Diabetes: White horehound might lower blood sugar. Taking white horehound along with diabetes medications might cause your blood sugar to go too low. Monitor your blood sugar closely.
Heart conditions: There is some concern that white horehound might cause irregular heartbeat in people with heart problems. It’s best not to use it.
Low blood pressure: White horehound might lower blood pressure. This could cause blood pressure to go to low. White horehound should be used cautiously in people with low blood pressure or those taking medications that lower blood pressure.
Surgery: White horehound might lower blood sugar. This might interfere with blood sugar control during and after surgery. Stop taking white horehound at least 2 weeks before a scheduled surgery.
Preparations of Horehound are still largely used as expectorant and tonics. It may, indeed, be considered one of the most popular pectoral remedies, being given with benefit for a chronic cough, asthma, and some cases of consumption.
Horehound is sometimes combined with Hyssop, Rue, Liquorice root and Marshmallow root, 1/2 oz. of each boiled in 2 pints of water, to 1 1/2 pint, strained and given in 1/2 teacupful doses, every two to three hours.
For children’s coughs and croup, it is given to advantage in the form of syrup and is a most useful medicine for children, not only for the complaints mentioned but as a tonic and a corrective of the stomach. It has quite a pleasant taste.
Taken in large doses, it acts as a gentle purgative.
The powdered leaves have also been employed as a vermifuge and the green leaves, bruised and boiled in lard, are made into an ointment which is good for wounds.

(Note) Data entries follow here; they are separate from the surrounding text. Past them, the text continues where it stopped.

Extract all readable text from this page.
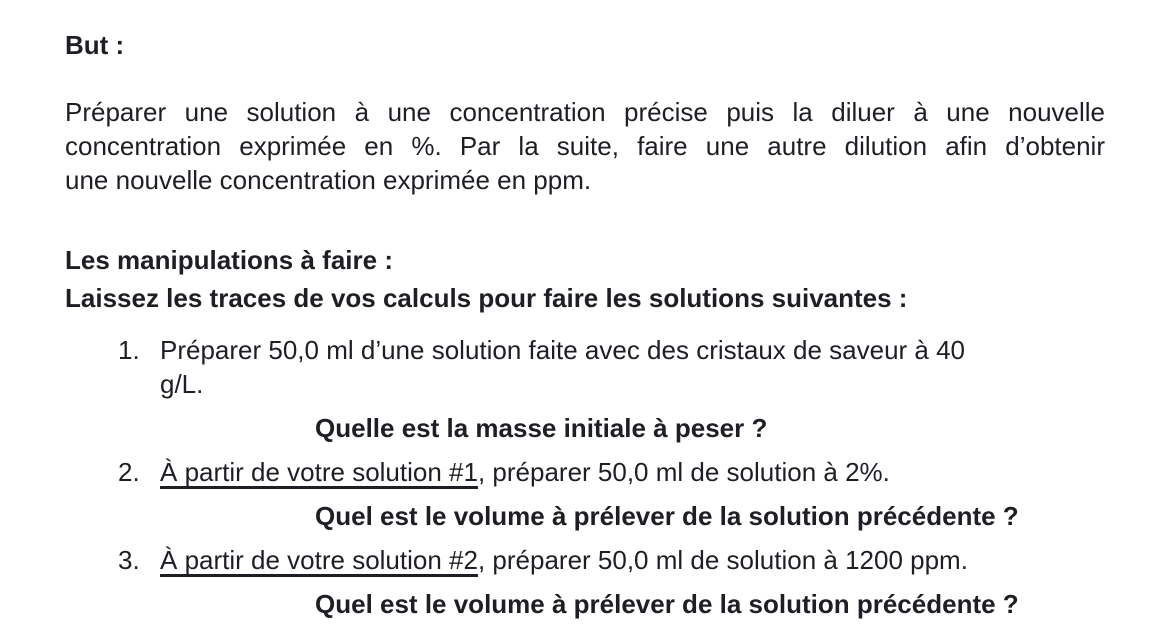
But :

Préparer une solution à une concentration précise puis la diluer à une nouvelle
concentration exprimée en %. Par la suite, faire une autre dilution afin d’obtenir
une nouvelle concentration exprimée en ppm.

Les manipulations à faire :

Laissez les traces de vos calculs pour faire les solutions suivantes :

1. Préparer 50,0 ml d’une solution faite avec des cristaux de saveur à 40
g/L.
Quelle est la masse initiale à peser ?
2. À partir de votre solution #1, préparer 50,0 ml de solution à 2%.
Quel est le volume à prélever de la solution précédente ?
3. À partir de votre solution #2, préparer 50,0 ml de solution à 1200 ppm.
Quel est le volume à prélever de la solution précédente ?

For ordinary cold, a simple infusion of Horehound (Horehound Tea) is generally sufficient in itself. The tea may be made by pouring boiling water on the fresh or dried leaves, 1 OZ. of the herb to the pint. A wineglassful may be taken three or four times a day.
Candied Horehound is best made from the fresh plant by boiling it down until the juice is extracted, then adding sugar before boiling this again, until it has become thick enough in consistency to pour into a paper case and be cut into squares when cool.
Two or three teaspoonful of the expressed juice of the herb may also be given as a dose in severe colds.
—Preparations and Dosages–fluid extract, 1/2 to 1 drachm. Syrup, 2 to 4 drachms. Solid extract, 5 to 15 grains.